The one using Tensor Cores used even more memory, but the execution time is half of that not using Tensor Cores.

MNIST with CNN without using Tensor Cores (Batch size 512)

trainloader = torch.utils.data.DataLoader(trainset,batch_size=512,shuffle=True,num_workers=2)

for epoch in range(20):
    running_loss = 0.0
    for i, (inputs, labels) in enumerate(trainloader, 0):
        optimizer.zero_grad()

        outputs = net(inputs.to(device))
        loss = loss_fn(outputs, labels.to(device))
        
        loss.backward()
        optimizer.step()

        running_loss += loss.item()
    
    scheduler.step()
Total execution time = 107.228 sec
Max memory used by tensors = 417359872 bytes

MNIST with CNN using Tensor Cores (Batch size 512)

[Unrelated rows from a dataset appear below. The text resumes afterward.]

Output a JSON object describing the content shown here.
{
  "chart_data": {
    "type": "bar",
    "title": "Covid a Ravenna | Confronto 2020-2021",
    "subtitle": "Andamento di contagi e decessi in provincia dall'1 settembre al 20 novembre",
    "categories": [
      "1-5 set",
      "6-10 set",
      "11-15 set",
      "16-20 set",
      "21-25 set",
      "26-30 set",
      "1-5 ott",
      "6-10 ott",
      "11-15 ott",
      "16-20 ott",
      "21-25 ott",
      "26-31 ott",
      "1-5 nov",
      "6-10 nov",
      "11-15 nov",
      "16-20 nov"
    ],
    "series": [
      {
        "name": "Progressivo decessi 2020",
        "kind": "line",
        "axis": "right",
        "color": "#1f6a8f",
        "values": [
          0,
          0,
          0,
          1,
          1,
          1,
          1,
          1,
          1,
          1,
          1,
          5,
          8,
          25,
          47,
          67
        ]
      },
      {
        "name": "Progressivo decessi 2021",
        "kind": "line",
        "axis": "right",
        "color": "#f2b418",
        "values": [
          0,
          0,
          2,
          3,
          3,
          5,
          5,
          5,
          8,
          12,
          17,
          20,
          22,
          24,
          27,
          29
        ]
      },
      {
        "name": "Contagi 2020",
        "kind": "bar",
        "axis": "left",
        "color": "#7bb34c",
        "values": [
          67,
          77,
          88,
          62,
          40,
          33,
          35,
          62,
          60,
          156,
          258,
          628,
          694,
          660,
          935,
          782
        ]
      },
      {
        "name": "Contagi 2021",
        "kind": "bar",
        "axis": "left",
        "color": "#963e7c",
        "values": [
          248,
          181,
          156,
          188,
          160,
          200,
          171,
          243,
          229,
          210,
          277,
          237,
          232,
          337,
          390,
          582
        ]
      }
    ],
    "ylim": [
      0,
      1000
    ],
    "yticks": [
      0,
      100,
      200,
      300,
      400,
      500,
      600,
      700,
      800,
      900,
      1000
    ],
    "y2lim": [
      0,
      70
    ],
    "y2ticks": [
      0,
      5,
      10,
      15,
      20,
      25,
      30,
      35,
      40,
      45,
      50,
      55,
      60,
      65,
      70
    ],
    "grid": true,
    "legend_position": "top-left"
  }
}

trainloader = torch.utils.data.DataLoader(trainset,batch_size=512,shuffle=True,num_workers=2)

use_amp = True
scaler = torch.cuda.amp.GradScaler(enabled=use_amp)

for epoch in range(20):
    running_loss = 0.0
    for i, (inputs, labels) in enumerate(trainloader, 0):
        optimizer.zero_grad()

        with torch.cuda.amp.autocast(enabled=use_amp):
            outputs = net(inputs.to(device))
            loss = loss_fn(outputs, labels.to(device))
        
        scaler.scale(loss).backward()
        scaler.step(optimizer)
        scaler.update()

        running_loss += loss.item()
        if i % 500 == 499:
            print('[{:d}, {:5d}] loss: {:.3f}'
                    .format(epoch + 1, i + 1, running_loss / 100))
            running_loss = 0.0
    
    scheduler.step()
Total execution time = 104.948 sec
Max memory used by tensors = 175422976 bytes

MNIST with CNN using Tensor Cores (Batch size 1024)

trainloader = torch.utils.data.DataLoader(trainset,batch_size=1024,shuffle=True,num_workers=2)

use_amp = True
scaler = torch.cuda.amp.GradScaler(enabled=use_amp)

for epoch in range(20):
    running_loss = 0.0
    for i, (inputs, labels) in enumerate(trainloader, 0):
        optimizer.zero_grad()

        with torch.cuda.amp.autocast(enabled=use_amp):
            outputs = net(inputs.to(device))
            loss = loss_fn(outputs, labels.to(device))
        
        scaler.scale(loss).backward()
        scaler.step(optimizer)
        scaler.update()

        running_loss += loss.item()
        if i % 500 == 499:
            print('[{:d}, {:5d}] loss: {:.3f}'
                    .format(epoch + 1, i + 1, running_loss / 100))
            running_loss = 0.0
    
    scheduler.step()
Total execution time = 100.529 sec
Max memory used by tensors = 320654848 bytes

Using Tensor Cores did not significantly decrease the execution time, conversely the memory decreased over by half, even if after doubling the batch size, the maximum memory used is also less than the original one, with further a little bit decrease in execution time.

For some reasons, maybe other bottlenecks in the model, using Tensor Cores did not improve the training speed, but less memory means a larger batch size can be used for training, this is good because usually training a real world large model requires a lot of GPU ram, it would be much easier to deploy those models in a small VM with not much GPU ram.